Energy Return on Investment, or EROI, compares how much usable energy an energy source provides to how much energy is required to obtain it. This topic helps students evaluate fossil fuels, nuclear power, biofuels, wind, solar, and other energy systems using evidence instead of opinion. A strong EROI usually means more net energy is available to support transportation, industry, agriculture, and daily life.
This cheat sheet gives a clear reference for formulas, interpretation, and common comparison rules.
The central formula is EROI = energy returned / energy invested. Net energy is the usable surplus after subtracting the energy required to extract, process, build, transport, and maintain an energy system.
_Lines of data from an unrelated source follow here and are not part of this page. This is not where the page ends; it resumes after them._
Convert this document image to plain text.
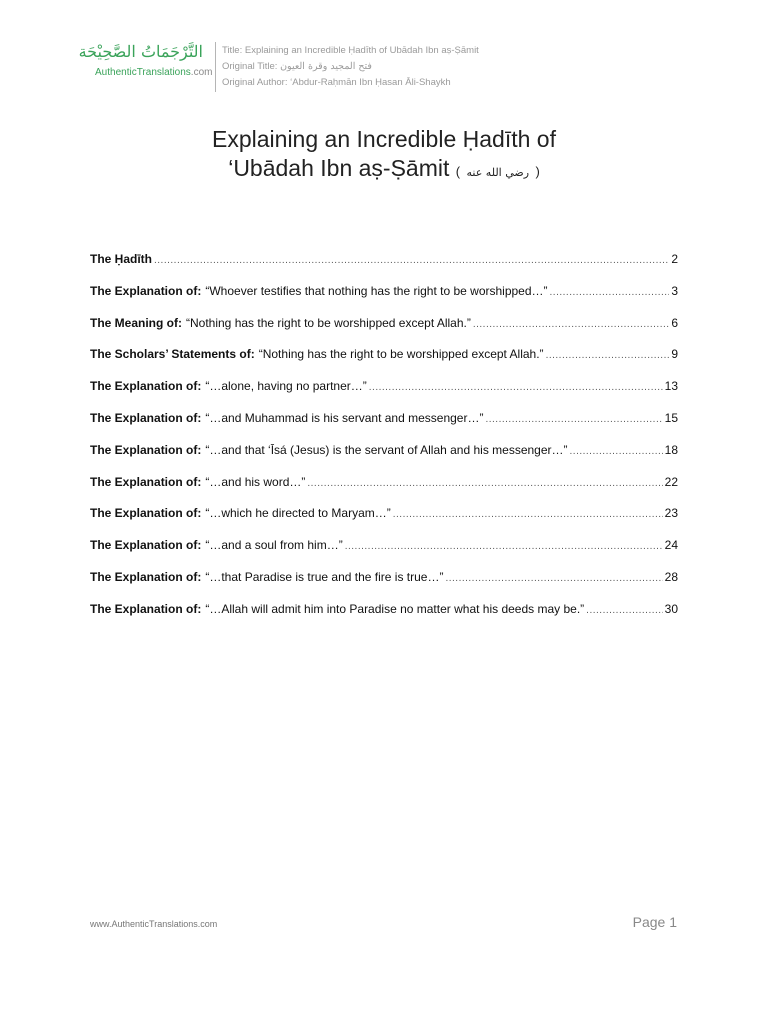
التَّرْجَمَاتُ الصَّحِيْحَة
AuthenticTranslations.com
Title: Explaining an Incredible Ḥadīth of Ubādah Ibn aṣ-Ṣāmit
Original Title: فتح المجيد وقرة العيون
Original Author: ‘Abdur-Raḥmān Ibn Ḥasan Āli-Shaykh
Explaining an Incredible Ḥadīth of
‘Ubādah Ibn aṣ-Ṣāmit ( رضي الله عنه )
The Ḥadīth .....	2
The Explanation of: “Whoever testifies that nothing has the right to be worshipped…” .....	3
The Meaning of: “Nothing has the right to be worshipped except Allah.” .....	6
The Scholars’ Statements of: “Nothing has the right to be worshipped except Allah.” .....	9
The Explanation of: “…alone, having no partner…” .....	13
The Explanation of: “…and Muhammad is his servant and messenger…” .....	15
The Explanation of: “…and that ‘Īsá (Jesus) is the servant of Allah and his messenger…” .....	18
The Explanation of: “…and his word…” .....	22
The Explanation of: “…which he directed to Maryam…” .....	23
The Explanation of: “…and a soul from him…” .....	24
The Explanation of: “…that Paradise is true and the fire is true…” .....	28
The Explanation of: “…Allah will admit him into Paradise no matter what his deeds may be.” .....	30
www.AuthenticTranslations.com	Page 1
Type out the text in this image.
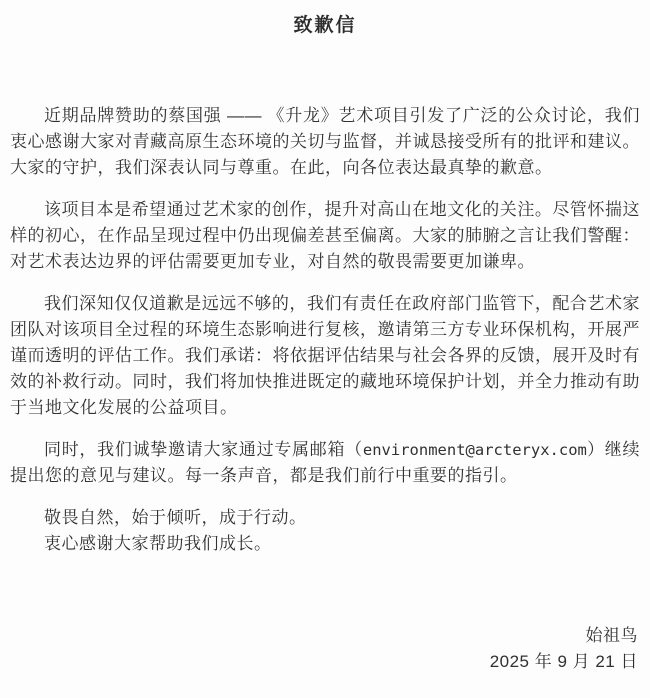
致歉信

近期品牌赞助的蔡国强 —— 《升龙》艺术项目引发了广泛的公众讨论，我们衷心感谢大家对青藏高原生态环境的关切与监督，并诚恳接受所有的批评和建议。大家的守护，我们深表认同与尊重。在此，向各位表达最真挚的歉意。

该项目本是希望通过艺术家的创作，提升对高山在地文化的关注。尽管怀揣这样的初心，在作品呈现过程中仍出现偏差甚至偏离。大家的肺腑之言让我们警醒：对艺术表达边界的评估需要更加专业，对自然的敬畏需要更加谦卑。

我们深知仅仅道歉是远远不够的，我们有责任在政府部门监管下，配合艺术家团队对该项目全过程的环境生态影响进行复核，邀请第三方专业环保机构，开展严谨而透明的评估工作。我们承诺：将依据评估结果与社会各界的反馈，展开及时有效的补救行动。同时，我们将加快推进既定的藏地环境保护计划，并全力推动有助于当地文化发展的公益项目。

同时，我们诚挚邀请大家通过专属邮箱（environment@arcteryx.com）继续提出您的意见与建议。每一条声音，都是我们前行中重要的指引。

敬畏自然，始于倾听，成于行动。

衷心感谢大家帮助我们成长。

始祖鸟
2025 年 9 月 21 日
Energy payback time measures how long a technology takes to generate the energy used to make and install it.
When comparing energy sources, students should consider EROI along with pollution, reliability, land use, cost, and greenhouse gas emissions.
Key Facts
- EROI = energy returned / energy invested, where both values must be measured in the same energy units.
- Net energy = energy returned - energy invested, so a source can have high total output but low useful surplus if inputs are large.
- An EROI greater than 1 means the system returns more energy than it consumes, while an EROI less than 1 is an energy loss.
- Percent energy profit can be estimated with percent net gain = ((energy returned - energy invested) / energy invested) x 100.
- Energy payback time = energy invested in the system / energy produced per unit time after installation.
- Higher EROI energy sources generally provide more surplus energy for society, but they are not automatically cleaner or more sustainable.
- EROI boundaries matter because including mining, refining, transport, construction, storage, or decommissioning can change the final ratio.
- Energy quality matters because electricity, liquid fuels, and low-temperature heat are not equally useful even if measured in the same unit.
Vocabulary
- Energy Return on Investment
- Energy Return on Investment is the ratio of usable energy gained from a system to the energy required to obtain that energy.
- Energy Returned
- Energy returned is the total usable energy produced by an energy source or technology over a chosen time period.
- Energy Invested
- Energy invested is the energy used to build, extract, process, transport, operate, and maintain an energy system.
- Net Energy
- Net energy is the energy left over after subtracting the energy invested from the energy returned.
- Energy Payback Time
- Energy payback time is the amount of time an energy system needs to produce the same amount of energy used to create it.
- System Boundary
- A system boundary defines which energy inputs and outputs are included in an EROI calculation.
Common Mistakes to Avoid
- Using different units for energy returned and energy invested is wrong because EROI is a ratio and both quantities must be in the same unit, such as joules or kilowatt-hours.
- Treating EROI as the same as efficiency is wrong because efficiency compares useful output to total input, while EROI compares energy gained to energy spent obtaining it.
- Ignoring system boundaries is misleading because excluding construction, fuel processing, transport, or storage can make an energy source appear to have a higher EROI.
- Assuming the highest EROI is always the best choice is wrong because environmental damage, emissions, reliability, safety, and cost also matter.
- Confusing gross energy with net energy is wrong because gross output does not show how much usable surplus remains after energy investments are subtracted.
Practice Questions
- 1 A wind farm returns 900,000 kWh over a period of time and required 60,000 kWh to manufacture, install, and maintain. What is its EROI?
- 2 An oil field produces 5,000,000 MJ of usable energy and requires 500,000 MJ for drilling, pumping, refining, and transport. Calculate the EROI and the net energy.
- 3 A solar array required 120,000 kWh to manufacture and install. It produces 30,000 kWh per year. What is its energy payback time?
- 4 Two energy sources have the same EROI, but one produces steady electricity and the other produces electricity only when weather conditions are favorable. Explain why EROI alone is not enough to choose between them.